El nuestro es un país inmenso: somos una de las naciones más pobladas del planeta; nuestro territorio abarcaría 20% de Europa, y hay una matrícula escolar mayor que la suma de las poblaciones de Guatemala, El Salvador y Honduras; nuestra riqueza cultural y ecológica tiene pocos parangones en el mundo, pues contamos con un gran número de monumentos que forman parte del Patrimonio Cultural de la Humanidad, y somos uno de los diez países naturalmente megadiversos.
Todo esto lleva a pensar que México es mucho más que sus gobernantes y sus representantes populares. Y ello obliga a preguntar: ¿por qué hay una percepción generalizada de que todo está mal?
Es preocupante que, cada vez más, se afianza entre muchos sectores la sensación de que el futuro será mucho más complicado para las próximas generaciones que para las nuestras. Esto puede llevar a fincar el futuro en la derrota y a incrementar la posición de desistimiento.

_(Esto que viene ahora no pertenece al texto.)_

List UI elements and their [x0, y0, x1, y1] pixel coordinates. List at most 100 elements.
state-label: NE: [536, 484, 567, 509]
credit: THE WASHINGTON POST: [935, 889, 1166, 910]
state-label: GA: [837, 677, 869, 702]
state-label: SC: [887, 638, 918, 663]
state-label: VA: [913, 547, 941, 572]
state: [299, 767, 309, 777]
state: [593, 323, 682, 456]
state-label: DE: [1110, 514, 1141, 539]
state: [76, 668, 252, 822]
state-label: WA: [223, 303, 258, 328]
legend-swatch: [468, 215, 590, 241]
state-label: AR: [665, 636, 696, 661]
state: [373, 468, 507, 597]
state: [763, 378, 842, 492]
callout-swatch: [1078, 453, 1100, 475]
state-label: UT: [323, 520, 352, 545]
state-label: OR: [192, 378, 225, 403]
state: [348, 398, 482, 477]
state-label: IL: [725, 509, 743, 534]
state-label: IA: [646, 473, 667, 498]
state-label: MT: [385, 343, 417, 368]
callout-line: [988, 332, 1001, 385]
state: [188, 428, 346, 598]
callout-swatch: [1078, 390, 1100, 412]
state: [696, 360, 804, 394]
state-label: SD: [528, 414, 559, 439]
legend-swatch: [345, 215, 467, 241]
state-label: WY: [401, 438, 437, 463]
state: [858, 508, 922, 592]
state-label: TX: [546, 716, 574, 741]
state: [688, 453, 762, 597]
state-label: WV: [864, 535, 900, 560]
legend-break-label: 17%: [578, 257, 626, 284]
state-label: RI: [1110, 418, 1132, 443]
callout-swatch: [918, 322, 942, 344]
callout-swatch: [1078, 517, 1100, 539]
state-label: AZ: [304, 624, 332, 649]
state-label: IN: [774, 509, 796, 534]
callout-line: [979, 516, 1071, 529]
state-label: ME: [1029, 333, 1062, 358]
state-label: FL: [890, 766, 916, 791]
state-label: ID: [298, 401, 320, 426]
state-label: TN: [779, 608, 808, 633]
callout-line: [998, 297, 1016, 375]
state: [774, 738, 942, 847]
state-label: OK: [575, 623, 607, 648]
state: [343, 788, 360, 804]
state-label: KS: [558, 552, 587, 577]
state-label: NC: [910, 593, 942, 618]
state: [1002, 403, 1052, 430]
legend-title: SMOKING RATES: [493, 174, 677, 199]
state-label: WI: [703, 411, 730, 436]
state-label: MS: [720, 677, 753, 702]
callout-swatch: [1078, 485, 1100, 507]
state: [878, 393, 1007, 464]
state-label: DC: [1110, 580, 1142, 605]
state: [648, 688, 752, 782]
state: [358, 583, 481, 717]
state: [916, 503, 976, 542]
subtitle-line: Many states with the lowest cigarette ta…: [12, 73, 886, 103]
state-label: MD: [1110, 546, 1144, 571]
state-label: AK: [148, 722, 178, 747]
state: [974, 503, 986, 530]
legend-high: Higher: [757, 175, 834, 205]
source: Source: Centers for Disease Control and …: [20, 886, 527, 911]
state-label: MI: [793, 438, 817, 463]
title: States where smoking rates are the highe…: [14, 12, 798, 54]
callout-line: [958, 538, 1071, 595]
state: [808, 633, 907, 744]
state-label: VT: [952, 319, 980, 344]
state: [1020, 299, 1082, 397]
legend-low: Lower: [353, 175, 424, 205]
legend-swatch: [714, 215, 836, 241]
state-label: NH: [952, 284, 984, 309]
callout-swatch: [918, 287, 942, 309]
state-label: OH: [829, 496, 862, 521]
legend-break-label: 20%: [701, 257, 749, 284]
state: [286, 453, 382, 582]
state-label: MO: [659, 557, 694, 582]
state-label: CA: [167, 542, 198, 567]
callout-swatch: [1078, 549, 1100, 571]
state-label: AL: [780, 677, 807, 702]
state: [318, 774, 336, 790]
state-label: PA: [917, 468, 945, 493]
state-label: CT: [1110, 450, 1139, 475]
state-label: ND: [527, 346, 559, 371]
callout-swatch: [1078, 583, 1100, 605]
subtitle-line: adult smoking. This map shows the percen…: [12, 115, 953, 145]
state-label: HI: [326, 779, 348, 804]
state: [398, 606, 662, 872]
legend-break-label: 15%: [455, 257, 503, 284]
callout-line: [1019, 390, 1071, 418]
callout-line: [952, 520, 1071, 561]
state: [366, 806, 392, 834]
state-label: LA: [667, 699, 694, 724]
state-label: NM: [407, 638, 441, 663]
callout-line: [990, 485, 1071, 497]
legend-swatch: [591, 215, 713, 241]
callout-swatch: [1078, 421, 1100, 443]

Encuentro que factores con mayor peso en esta sensación son los siguientes: en primer lugar, un miedo extendido ante la inseguridad que se vive tanto en términos de la delincuencia y presencia del crimen, como de la fragilidad ante la protección social: salud, educación, vivienda y empleo dignos son realidades inalcanzables para inmensas mayorías.
En segundo término, se encontraría un entorno generalizado de corrupción. No hay una dependencia, ya sea del gobierno federal, de los estados o de los municipios, que no esté manchada por uno o varios escándalos de malos manejos de los recursos públicos o bien de impunidad en el ejercicio de la responsabilidad pública.
En tercer lugar, estaría la incapacidad de los gobiernos en cuanto a transformar sus capacidades para la comunicación de lo social. Al confundirla con la propaganda política, provocan una reacción adversa de la población, en la que la idea central apunta a que el gobierno siempre miente.
Un cuarto factor, que bien podría significar el de mayor peso, es la fractura ética de los principales responsables de la conducción de las instituciones del Estado, y de una buena parte, hay que decirlo también, de la iniciativa privada.
El hecho de que la actual crisis global haya tenido como origen la avaricia y la irresponsabilidad compartida de los principales grupos financieros del mundo y de los gobiernos de las mayores potencias económicas planetarias, hace que se recrudezca la ausencia de referentes éticos para encontrar salidas viables ante los profundos problemas que nos aquejan.
Pienso que nuestras universidades públicas; la vocación de servicio de millones de médicos y maestros; el compromiso de intelectuales, artistas y comunicadores; la honesta militancia de miles de activistas sociales, son ejemplos de que hay espacios que deben ser protegidos y potenciados para recuperarnos como nación.
Empero, esto requiere un elemento fundamental: la recuperación ética de la política como ejercicio de inteligencia, inspirado en la vocación de construir gobiernos cuyo propósito sea la garantía plena de los derechos humanos.
Empero, como lo anterior es responsabilidad de los políticos, de ellos lo es también revertir la idea ampliamente difundida de que todo está mal. Insisto, transformar la concepción de que todo va al fracaso, la cual lamentablemente se está convirtiendo en actitudes de desistimiento social, es responsabilidad fundamental de los políticos. A final de cuentas, son ellos quienes la han prohijado.